Because cartilage doesn’t heal well, an injured joint is nearly seven times more likely to develop OA than one that was never injured. Injuries are not always avoidable. Taking measures such as using protective gear, wearing knee pads for soccer and hockey and using slide away bases in baseball can help to reduce risk of injury. At home or work, use your largest, strongest joints for lifting and carrying and take breaks when you need to.
How can massage help?
Even though OA is defined as a joint disease, the muscles connected to the affected joint are also involved (4). Massage may help to reduce Inflammation, increase flexibility and ROM of the effected joint.
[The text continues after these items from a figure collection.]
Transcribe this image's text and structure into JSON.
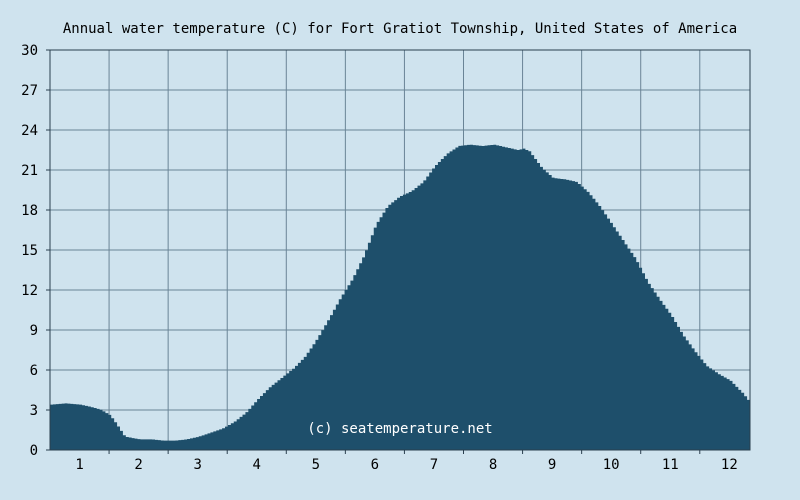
{
  "chart_data": {
    "type": "area",
    "title": "Annual water temperature (C) for Fort Gratiot Township, United States of America",
    "xlabel": "",
    "ylabel": "",
    "watermark": "(c) seatemperature.net",
    "ylim": [
      0,
      30
    ],
    "y_ticks": [
      "0",
      "3",
      "6",
      "9",
      "12",
      "15",
      "18",
      "21",
      "24",
      "27",
      "30"
    ],
    "x_ticks": [
      "1",
      "2",
      "3",
      "4",
      "5",
      "6",
      "7",
      "8",
      "9",
      "10",
      "11",
      "12"
    ],
    "xlim": [
      0.5,
      12.35
    ],
    "grid": true,
    "colors": {
      "background": "#cfe3ee",
      "fill": "#1e4f6b",
      "grid": "#6a8496",
      "axis": "#2a3f4e"
    },
    "x": [
      0.5,
      0.75,
      1.0,
      1.2,
      1.35,
      1.5,
      1.6,
      1.75,
      2.0,
      2.2,
      2.4,
      2.6,
      2.8,
      3.0,
      3.2,
      3.4,
      3.6,
      3.8,
      4.0,
      4.2,
      4.4,
      4.6,
      4.8,
      5.0,
      5.2,
      5.4,
      5.6,
      5.8,
      6.0,
      6.1,
      6.2,
      6.4,
      6.6,
      6.8,
      7.0,
      7.2,
      7.4,
      7.6,
      7.8,
      8.0,
      8.2,
      8.4,
      8.5,
      8.6,
      8.8,
      9.0,
      9.2,
      9.4,
      9.6,
      9.8,
      10.0,
      10.2,
      10.4,
      10.6,
      10.8,
      11.0,
      11.2,
      11.4,
      11.6,
      11.8,
      12.0,
      12.2,
      12.35
    ],
    "values": [
      3.4,
      3.5,
      3.4,
      3.2,
      3.0,
      2.6,
      2.0,
      1.0,
      0.8,
      0.8,
      0.7,
      0.7,
      0.8,
      1.0,
      1.3,
      1.6,
      2.1,
      2.8,
      3.8,
      4.7,
      5.4,
      6.1,
      7.0,
      8.3,
      9.8,
      11.4,
      12.8,
      14.6,
      16.9,
      17.6,
      18.3,
      19.0,
      19.4,
      20.1,
      21.3,
      22.2,
      22.8,
      22.9,
      22.8,
      22.9,
      22.7,
      22.5,
      22.6,
      22.4,
      21.2,
      20.4,
      20.3,
      20.1,
      19.3,
      18.2,
      16.9,
      15.6,
      14.3,
      12.6,
      11.3,
      10.1,
      8.6,
      7.4,
      6.3,
      5.7,
      5.2,
      4.3,
      3.5
    ]
  }
}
Thus reducing the symptoms of the effected joint and increasing the person’s quality of life.
Studies have indicated that there was significant improvement in pain and other symptoms with 60 minute weekly massage therapy treatments (5). As part of a rehabilitation program, post injury massage can also help return the joint to a normal functional state and may reduce the risk of further cartilage breakdown.